Secretion of Inflammatory markers decrease with Elafibranor treatment. Secretion of inflammatory markers increase upon induction of NASH with FFA, LPS, and sugars. Treatment with Elafibranor decreased secretion of these biomarkers. *P≤0.05; **p≤0.005 comparison between FFA+LPS and FFA+LPS/ Elafibranor-treated samples.
Histological characterization after NASH disease induction with inhibition. Induction of the liver fibrosis associated with NASH is confirmed by elevated expression of stellate cell activation marker α-SMA, ECM markers Col I, Col III, and Col IV. Presence of fibrillar collagens, associated with scarring of the liver, are shown with Sirius Red staining and polarized light. Simultaneous treatment with FFA, LPS, sugars,and ALK5 inhibitor rescues the liver phenotype and halts progression to liver fibrosis.

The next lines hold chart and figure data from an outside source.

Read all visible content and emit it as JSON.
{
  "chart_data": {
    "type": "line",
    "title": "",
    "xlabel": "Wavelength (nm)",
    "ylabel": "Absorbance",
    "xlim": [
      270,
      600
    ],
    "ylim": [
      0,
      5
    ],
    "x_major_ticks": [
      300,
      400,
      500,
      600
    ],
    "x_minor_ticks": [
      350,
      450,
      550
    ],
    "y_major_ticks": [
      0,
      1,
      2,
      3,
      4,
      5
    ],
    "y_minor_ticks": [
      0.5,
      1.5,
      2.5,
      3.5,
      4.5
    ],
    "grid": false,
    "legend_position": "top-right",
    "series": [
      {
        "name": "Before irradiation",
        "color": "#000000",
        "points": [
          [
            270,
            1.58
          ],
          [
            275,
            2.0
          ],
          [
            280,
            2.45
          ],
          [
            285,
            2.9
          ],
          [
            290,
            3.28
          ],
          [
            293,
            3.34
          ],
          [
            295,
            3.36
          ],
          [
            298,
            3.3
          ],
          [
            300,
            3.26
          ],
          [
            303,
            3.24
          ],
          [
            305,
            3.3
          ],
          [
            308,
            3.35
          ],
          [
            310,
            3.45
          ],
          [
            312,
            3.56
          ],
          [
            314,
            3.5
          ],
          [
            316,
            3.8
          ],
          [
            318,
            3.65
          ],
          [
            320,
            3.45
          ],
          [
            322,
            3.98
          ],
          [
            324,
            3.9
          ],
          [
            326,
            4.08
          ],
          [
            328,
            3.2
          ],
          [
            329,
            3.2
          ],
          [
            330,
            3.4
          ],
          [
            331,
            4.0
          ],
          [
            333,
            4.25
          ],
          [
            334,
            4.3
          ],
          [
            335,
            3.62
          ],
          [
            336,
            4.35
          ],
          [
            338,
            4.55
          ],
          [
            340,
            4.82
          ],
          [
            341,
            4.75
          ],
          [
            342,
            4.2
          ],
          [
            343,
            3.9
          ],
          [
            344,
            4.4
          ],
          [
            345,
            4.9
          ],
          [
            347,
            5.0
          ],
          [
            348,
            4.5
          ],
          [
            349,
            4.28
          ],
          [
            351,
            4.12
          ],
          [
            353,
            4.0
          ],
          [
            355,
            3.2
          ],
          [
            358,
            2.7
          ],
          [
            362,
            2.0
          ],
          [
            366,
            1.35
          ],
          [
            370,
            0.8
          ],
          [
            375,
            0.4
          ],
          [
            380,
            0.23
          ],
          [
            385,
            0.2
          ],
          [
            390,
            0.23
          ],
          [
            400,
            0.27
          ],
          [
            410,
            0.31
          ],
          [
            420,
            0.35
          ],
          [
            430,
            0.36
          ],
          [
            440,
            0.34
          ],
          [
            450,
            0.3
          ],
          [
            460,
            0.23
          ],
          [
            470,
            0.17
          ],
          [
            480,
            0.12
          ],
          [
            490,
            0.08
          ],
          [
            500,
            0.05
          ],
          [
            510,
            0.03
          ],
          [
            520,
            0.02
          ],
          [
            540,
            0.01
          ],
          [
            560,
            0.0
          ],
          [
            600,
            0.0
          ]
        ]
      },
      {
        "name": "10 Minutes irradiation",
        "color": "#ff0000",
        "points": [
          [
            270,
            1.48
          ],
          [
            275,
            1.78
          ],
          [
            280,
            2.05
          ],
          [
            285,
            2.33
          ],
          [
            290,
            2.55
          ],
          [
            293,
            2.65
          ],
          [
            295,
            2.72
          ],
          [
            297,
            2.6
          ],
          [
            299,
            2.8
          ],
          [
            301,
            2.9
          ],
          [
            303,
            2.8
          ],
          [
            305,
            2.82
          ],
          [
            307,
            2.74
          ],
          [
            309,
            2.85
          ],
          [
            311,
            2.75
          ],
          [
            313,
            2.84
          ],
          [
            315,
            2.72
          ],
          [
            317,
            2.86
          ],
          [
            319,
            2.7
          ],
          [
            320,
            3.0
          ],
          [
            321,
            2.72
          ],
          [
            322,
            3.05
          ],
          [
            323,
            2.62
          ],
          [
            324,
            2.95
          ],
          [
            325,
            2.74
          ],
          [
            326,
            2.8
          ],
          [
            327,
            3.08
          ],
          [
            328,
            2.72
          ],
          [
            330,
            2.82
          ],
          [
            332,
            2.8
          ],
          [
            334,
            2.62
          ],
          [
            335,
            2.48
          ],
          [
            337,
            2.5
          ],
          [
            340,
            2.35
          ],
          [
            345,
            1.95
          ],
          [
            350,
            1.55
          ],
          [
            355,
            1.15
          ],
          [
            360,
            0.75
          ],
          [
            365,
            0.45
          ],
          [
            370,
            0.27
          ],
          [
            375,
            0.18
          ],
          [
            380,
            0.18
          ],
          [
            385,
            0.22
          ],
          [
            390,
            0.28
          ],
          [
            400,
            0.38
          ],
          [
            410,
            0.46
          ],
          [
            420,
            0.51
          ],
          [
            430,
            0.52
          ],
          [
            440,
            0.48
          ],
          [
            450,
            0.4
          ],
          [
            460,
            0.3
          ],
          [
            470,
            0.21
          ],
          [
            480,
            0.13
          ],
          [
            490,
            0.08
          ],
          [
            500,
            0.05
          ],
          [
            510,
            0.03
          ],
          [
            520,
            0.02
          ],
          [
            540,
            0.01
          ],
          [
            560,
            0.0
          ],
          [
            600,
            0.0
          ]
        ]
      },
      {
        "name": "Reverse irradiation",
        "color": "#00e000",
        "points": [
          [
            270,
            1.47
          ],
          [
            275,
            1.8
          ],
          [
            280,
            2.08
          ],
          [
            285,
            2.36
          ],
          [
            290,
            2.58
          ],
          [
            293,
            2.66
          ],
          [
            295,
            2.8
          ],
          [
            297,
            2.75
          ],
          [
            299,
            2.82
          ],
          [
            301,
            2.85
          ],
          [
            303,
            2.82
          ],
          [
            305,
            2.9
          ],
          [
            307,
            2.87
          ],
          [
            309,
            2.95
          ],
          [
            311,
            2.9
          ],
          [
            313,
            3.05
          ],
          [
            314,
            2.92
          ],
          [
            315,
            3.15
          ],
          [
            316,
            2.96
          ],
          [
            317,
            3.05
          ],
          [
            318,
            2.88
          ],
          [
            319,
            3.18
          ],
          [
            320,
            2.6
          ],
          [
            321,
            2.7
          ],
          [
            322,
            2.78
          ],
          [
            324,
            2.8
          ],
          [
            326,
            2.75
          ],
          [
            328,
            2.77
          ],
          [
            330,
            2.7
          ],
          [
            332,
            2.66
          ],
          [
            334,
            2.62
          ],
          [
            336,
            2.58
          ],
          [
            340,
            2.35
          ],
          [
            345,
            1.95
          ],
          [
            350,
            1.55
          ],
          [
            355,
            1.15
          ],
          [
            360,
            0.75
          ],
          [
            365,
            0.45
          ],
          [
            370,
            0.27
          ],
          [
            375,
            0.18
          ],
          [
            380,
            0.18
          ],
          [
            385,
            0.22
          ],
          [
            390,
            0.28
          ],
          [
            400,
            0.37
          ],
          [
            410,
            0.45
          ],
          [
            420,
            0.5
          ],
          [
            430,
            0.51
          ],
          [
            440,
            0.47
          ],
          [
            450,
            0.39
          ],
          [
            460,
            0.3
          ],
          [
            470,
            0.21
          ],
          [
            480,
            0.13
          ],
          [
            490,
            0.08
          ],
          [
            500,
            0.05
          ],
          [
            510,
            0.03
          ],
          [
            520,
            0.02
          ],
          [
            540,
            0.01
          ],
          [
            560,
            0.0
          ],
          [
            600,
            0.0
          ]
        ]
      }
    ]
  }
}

- Human liver model produced with PHH from pooled male/female donors in co-culture with Kupffer cells, hepatic stellate cells, and LECs
- Guaranteed 21 days viability (before disease induction)
- 96-well format, 1 microtissue per well
The 3D InSight™ Human Liver Disease Discovery Platform is a premium 3D cell-based system engineered for NAFLD and NASH drug discovery and research. This flexible and scalable solution includes microtissue models, media, inducers, and automation-compatible delivery formats, coupled with services and expert support needed to optimizer your investment in 3D in vitro technology.